— Ну, берегись, Туся! — крикнул Сидоров, повернувшись к ней, и сразу переменил позу, — почти лег на руль. «Харлей» круто взвыл, ветер ударил с такой силой, что у Антонины перехватило дыхание, шоссе точно взвилось. В Урицке, в Володарской, Стрельне клаксон хрипел непрерывно. Она закрыла, глаза, зажала лицо ладонями.
— Сто! — крикнул Сидоров, дальше она не расслышала.
— Десять! — крикнул он опять.
Мотоцикл все время кренило, он шел ровно, порою что-то пело в нем…
Они вернулись домой в час ночи.
— Это обошлось мне в энное количество литров бензина, — сказал Сидоров, — эти капризы, ужасающие притом, нашей Т у с и.
— Ты знаешь, Тося, — вдруг вспомнила Женя, — по-моему, я тогда не поздравила тебя с Новым годом. Вы убежали гулять, и я не поспела. С Новым годом, Антонина Никодимовна, с новым счастьем!
— А что? Неплохо выразилась старуха. Примите и от меня, дорогая Туся!
Теперь Сидоров называл ее только Тусей, и Антонина не сердилась. У него выходило смешно, но чем-то похоже на Альтуса.

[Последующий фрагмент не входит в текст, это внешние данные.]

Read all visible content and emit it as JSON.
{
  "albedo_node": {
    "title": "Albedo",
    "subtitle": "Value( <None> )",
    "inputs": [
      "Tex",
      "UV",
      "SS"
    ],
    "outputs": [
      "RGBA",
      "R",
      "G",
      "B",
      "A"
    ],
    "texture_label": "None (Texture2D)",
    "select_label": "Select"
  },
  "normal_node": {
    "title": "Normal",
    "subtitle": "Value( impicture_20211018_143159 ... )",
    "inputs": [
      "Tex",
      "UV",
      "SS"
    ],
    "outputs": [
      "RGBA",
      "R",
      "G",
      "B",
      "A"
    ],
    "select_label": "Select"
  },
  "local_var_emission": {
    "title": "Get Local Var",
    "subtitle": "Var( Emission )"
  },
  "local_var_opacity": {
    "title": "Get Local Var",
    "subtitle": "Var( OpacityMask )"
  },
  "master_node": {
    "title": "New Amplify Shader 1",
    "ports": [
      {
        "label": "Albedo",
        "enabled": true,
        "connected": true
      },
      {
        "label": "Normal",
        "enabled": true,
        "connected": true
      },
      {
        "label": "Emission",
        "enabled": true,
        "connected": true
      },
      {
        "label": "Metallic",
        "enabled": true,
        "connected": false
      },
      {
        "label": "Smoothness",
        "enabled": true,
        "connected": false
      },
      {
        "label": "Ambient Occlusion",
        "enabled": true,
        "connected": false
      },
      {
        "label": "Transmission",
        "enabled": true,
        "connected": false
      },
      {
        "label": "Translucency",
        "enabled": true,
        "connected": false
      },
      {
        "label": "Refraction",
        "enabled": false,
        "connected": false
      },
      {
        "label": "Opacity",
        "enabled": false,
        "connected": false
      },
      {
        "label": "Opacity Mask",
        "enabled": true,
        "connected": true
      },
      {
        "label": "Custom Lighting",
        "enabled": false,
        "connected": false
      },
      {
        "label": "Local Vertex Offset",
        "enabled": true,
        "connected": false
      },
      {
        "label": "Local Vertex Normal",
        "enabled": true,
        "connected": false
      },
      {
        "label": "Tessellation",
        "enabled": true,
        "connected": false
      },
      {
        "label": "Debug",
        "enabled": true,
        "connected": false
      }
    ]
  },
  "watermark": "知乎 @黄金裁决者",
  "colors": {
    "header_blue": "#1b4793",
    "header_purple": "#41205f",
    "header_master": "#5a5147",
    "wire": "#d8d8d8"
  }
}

Из Москвы она получила от Альтуса короткое письмо. Начиналось оно так: «Давеча, на вокзале, хотелось мне многое сказать, но как-то не вышло. Впрочем, писать обо всем этом я затрудняюсь, страшновато, что ли. Давайте пока попереписываемся немного…»
Она ответила.
И если не считать писем, которые она получала и писала сама, то все было по-прежнему. Она вставала рано, чтобы к восьми быть уже на комбинате, ложилась не раньше двух — надо было много читать и специальных книг, и разного другого; с каждым днем интереснее и как бы словно шире становилось жить. У нее уже было много знакомых, и к весне вдруг случилось так, что все вечера у нее сделались занятыми — ее звали наперебой, и она не могла и не хотела не ходить туда, куда звали, — эти ее знакомства были ее гордостью, ее очень большой радостью, очень большим смыслом. Ее звали на семейные праздники, с ней советовались, искали ее дружбы.
Вначале ей было приятно, что, когда она приходила, ее встречали так, как когда-то она встретила Женю, но потом она забыла об этом и уже не замечала той маленькой, трогательной суеты, которая организовывалась вокруг нее, едва она входила.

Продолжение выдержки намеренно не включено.